So what do you do? How do you prevent tragedy and keep you and your friends safe?
The first line of defense is prevention. Limit consumption of caffeine and alcohol, as both substances accelerate dehydration. Dress comfortably, ideally in light, loose clothing. Take breaks—you’re not a machine, and it’s a good idea to give yourself a chance to recover and cool down every now and then.
Finally, remember to drink around 500mL of water every hour, as recommended by the harm reduction experts at Dancesafe. Remember not to drink too much though; excessive water consumption can upset your electrolyte balance and swell your cells, resulting in hyponatremia, the symptoms of which are remarkably similar to heatstroke.

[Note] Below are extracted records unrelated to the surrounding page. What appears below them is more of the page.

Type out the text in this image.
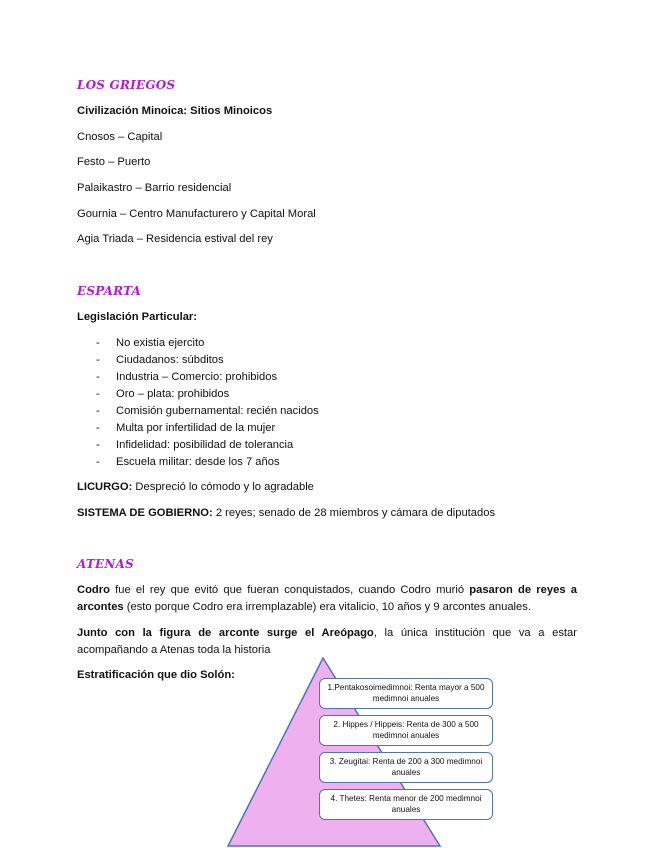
LOS GRIEGOS

Civilización Minoica: Sitios Minoicos

Cnosos – Capital

Festo – Puerto

Palaikastro – Barrio residencial

Gournia – Centro Manufacturero y Capital Moral

Agia Triada – Residencia estival del rey

ESPARTA

Legislación Particular:

- No existia ejercito
- Ciudadanos: súbditos
- Industria – Comercio: prohibidos
- Oro – plata: prohibidos
- Comisión gubernamental: recién nacidos
- Multa por infertilidad de la mujer
- Infidelidad: posibilidad de tolerancia
- Escuela militar: desde los 7 años

LICURGO: Despreció lo cómodo y lo agradable

SISTEMA DE GOBIERNO: 2 reyes; senado de 28 miembros y cámara de diputados

ATENAS

Codro fue el rey que evitó que fueran conquistados, cuando Codro murió pasaron de reyes a arcontes (esto porque Codro era irremplazable) era vitalicio, 10 años y 9 arcontes anuales.

Junto con la figura de arconte surge el Areópago, la única institución que va a estar acompañando a Atenas toda la historia

Estratificación que dio Solón:

1.Pentakosoimedimnoi: Renta mayor a 500 medimnoi anuales
2. Hippes / Hippeis: Renta de 300 a 500 medimnoi anuales
3. Zeugitai: Renta de 200 a 300 medimnoi anuales
4. Thetes: Renta menor de 200 medimnoi anuales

Sometimes though, preventative measures simply aren’t enough, and disaster strikes. If you or someone you are around appears to be suffering from heatstroke, immediately begin trying to lower the body temperature of the afflicted. Remove clothing, spray them with water, apply ice packs, whatever. Medical attention should also be sought immediately, as complications can result even after symptoms subside.
At most local festivals, USC’s Conscious Crew is there to help and is an incredibly valuable resource for the community. If you need their assistance, take advantage of their presence; it could very well save a life. Stay informed, stay hydrated, and stay cool. Don’t let you, your friends, or anyone at one of these events become a victim, and in Washington state, you’re legally protected from many potential legal consequences because of the ‘Good Samaritan’ laws in place. You have the power to make a difference.